Prototyping is a rough and rapid portion of the design process. A prototype can be a sketch, model, or a cardboard box. It is a way to convey an idea quickly. Students learn that it is better to fail early and often as they create prototypes. This bring us back to the opening statement of the Design Thinking category. “DESIGN is not just what it looks like and feels like. Design is how it works.” –Steve Jobs

So why prototyping?

  • Develop and iterate ideas
  • Find hidden issues
  • Create common understanding
  • Define the problem
  • Ensure early and regular feedback

Some more reasons why?

  • To ideate and problem-solve. Build to think.
  • To communicate. If a picture is worth a thousand words, a prototype is worth a thousand pictures.
  • To start a conversation. Your interactions with users are often richer when centered around a conversation piece. A prototype is an opportunity to have another, directed conversation with a user.
  • To fail quickly and cheaply. Committing as few resources as possible to each idea means less time and money invested up front.
  • To test possibilities. Staying low-res allows you to pursue many different ideas without committing to a direction too early on.
  • To manage the solution-building process. Identifying a variable also encourages you to break a large problem down into smaller, testable chunks.


Prototyping is problem solving. It’s a culture and a language. You can prototype just about anything -a new product or service, or a special promotion. What counts is moving the ball forward, achieving some part of your goal.
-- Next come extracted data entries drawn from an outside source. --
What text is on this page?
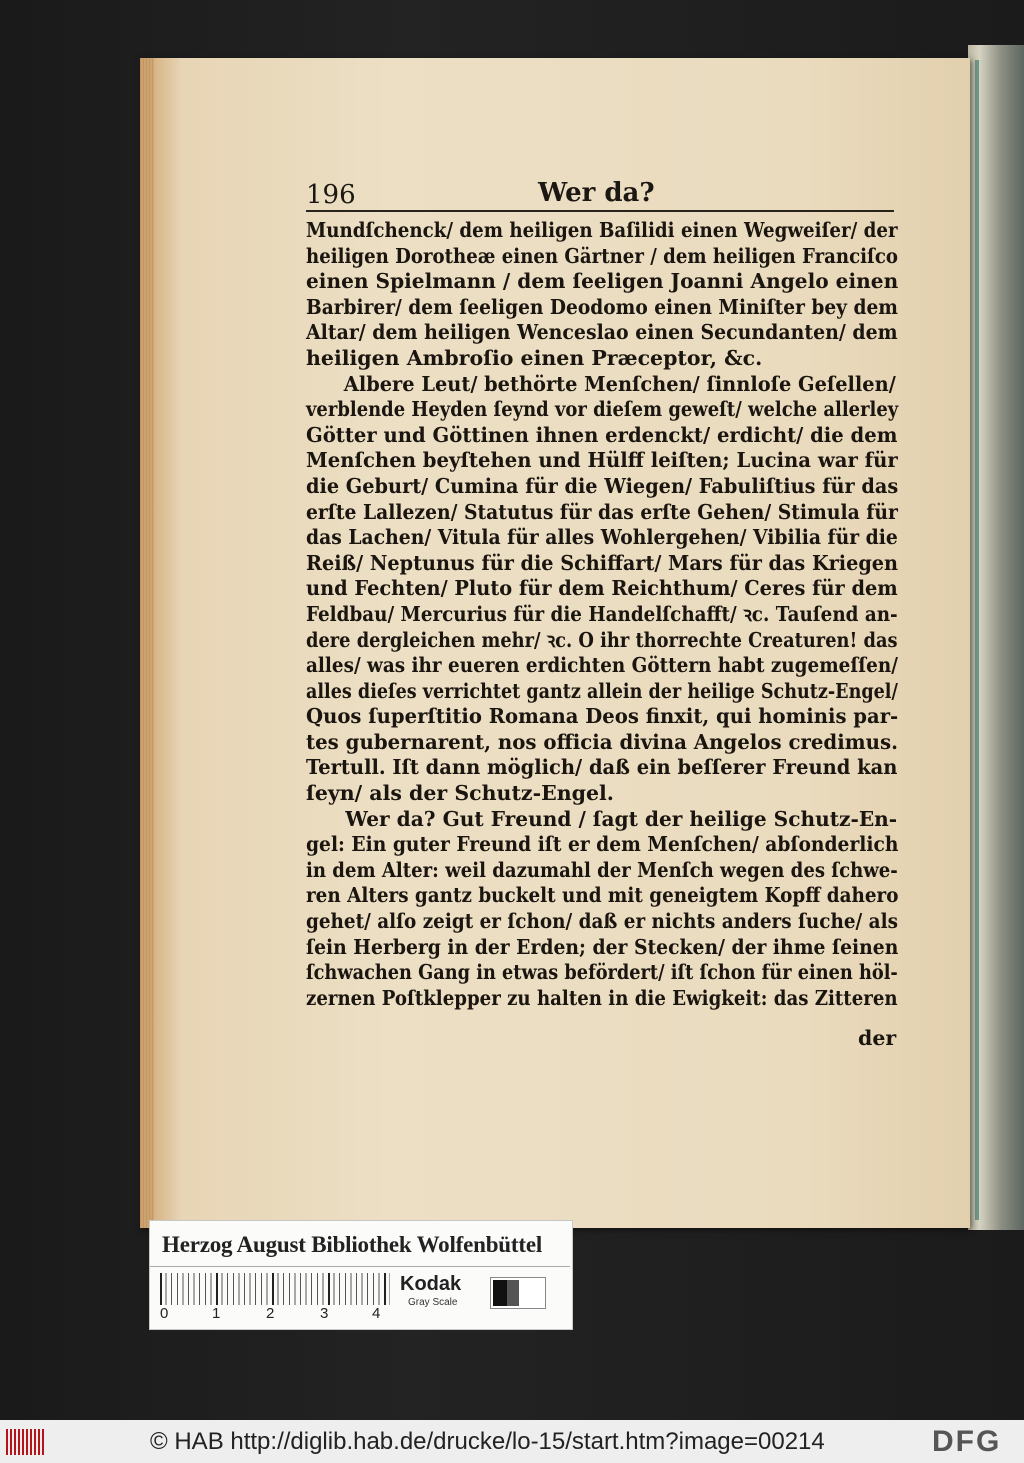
196	Wer da?
Mundſchenck/ dem heiligen Baſilidi einen Wegweiſer/ der
heiligen Dorotheæ einen Gärtner / dem heiligen Franciſco
einen Spielmann / dem ſeeligen Joanni Angelo einen
Barbirer/ dem ſeeligen Deodomo einen Miniſter bey dem
Altar/ dem heiligen Wenceslao einen Secundanten/ dem
heiligen Ambroſio einen Præceptor, &c.
Albere Leut/ bethörte Menſchen/ ſinnloſe Geſellen/
verblende Heyden ſeynd vor dieſem geweſt/ welche allerley
Götter und Göttinen ihnen erdenckt/ erdicht/ die dem
Menſchen beyſtehen und Hülff leiſten; Lucina war für
die Geburt/ Cumina für die Wiegen/ Fabuliſtius für das
erſte Lallezen/ Statutus für das erſte Gehen/ Stimula für
das Lachen/ Vitula für alles Wohlergehen/ Vibilia für die
Reiß/ Neptunus für die Schiffart/ Mars für das Kriegen
und Fechten/ Pluto für dem Reichthum/ Ceres für dem
Feldbau/ Mercurius für die Handelſchafft/ ꝛc. Tauſend an-
dere dergleichen mehr/ ꝛc. O ihr thorrechte Creaturen! das
alles/ was ihr eueren erdichten Göttern habt zugemeſſen/
alles dieſes verrichtet gantz allein der heilige Schutz-Engel/
Quos ſuperſtitio Romana Deos finxit, qui hominis par-
tes gubernarent, nos officia divina Angelos credimus.
Tertull. Iſt dann möglich/ daß ein beſſerer Freund kan
ſeyn/ als der Schutz-Engel.
Wer da? Gut Freund / ſagt der heilige Schutz-En-
gel: Ein guter Freund iſt er dem Menſchen/ abſonderlich
in dem Alter: weil dazumahl der Menſch wegen des ſchwe-
ren Alters gantz buckelt und mit geneigtem Kopff dahero
gehet/ alſo zeigt er ſchon/ daß er nichts anders ſuche/ als
ſein Herberg in der Erden; der Stecken/ der ihme ſeinen
ſchwachen Gang in etwas befördert/ iſt ſchon für einen höl-
zernen Poſtklepper zu halten in die Ewigkeit: das Zitteren
der
Herzog August Bibliothek Wolfenbüttel
0	1	2	3	4
Kodak
Gray Scale
© HAB http://diglib.hab.de/drucke/lo-15/start.htm?image=00214	DFG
NOT WASTING TIME.

There are a number of methods for pototyping but the goal is the experience.

Low Fidelity Mockups:

  • Demonstrate the functionality and the Look and Feel of your solution
  • Compose low fidelity mockups by using simple materials (instead of coding)
  • Don’t try to be perfect.
  • Key functionality and screen flow, rather than finalized screenshots.


  • Visualize your solution
  • Make it tangible by sketching it out
  • Storyboards help viewers to share the holistic experience a user of a product or service might go through

ROLE PLAYS.The stage is yours and you are the actors

  • Show the solution through the user eyes
  • Eg in the “day in the life” of your persona
  • Show the impact of your idea.
  • Don’t try to be too perfect
  • “feeling the idea is key, not perfect make up”

Different prototypes in different phases:


FAIL EARLY. FAIL OFTEN. And always learn + improve your solution

  • The better it looks the more narrow the feedback
  • Failure is simply part of understanding and improving.

PROTOTYPE is about converting your idea into something that people can experience.

Prototype and Test are modes that you consider in tandem more than you transition between. What you are trying to test and how you are going to test that aspect are critically important to consider before you create a prototype. Examining these two modes in conjunction brings up the layers of testing a prototype. Though prototyping and testing are sometimes entirely intertwined, it is often the case that planning and executing a successful testing scenario is a
considerable additional step after creating a prototype. Don’t assume you can simply put a prototype in front of a user to test it; often the most informative results will be a product of careful thinking about how to test in a way that will let users give you the most natural and honest feedback.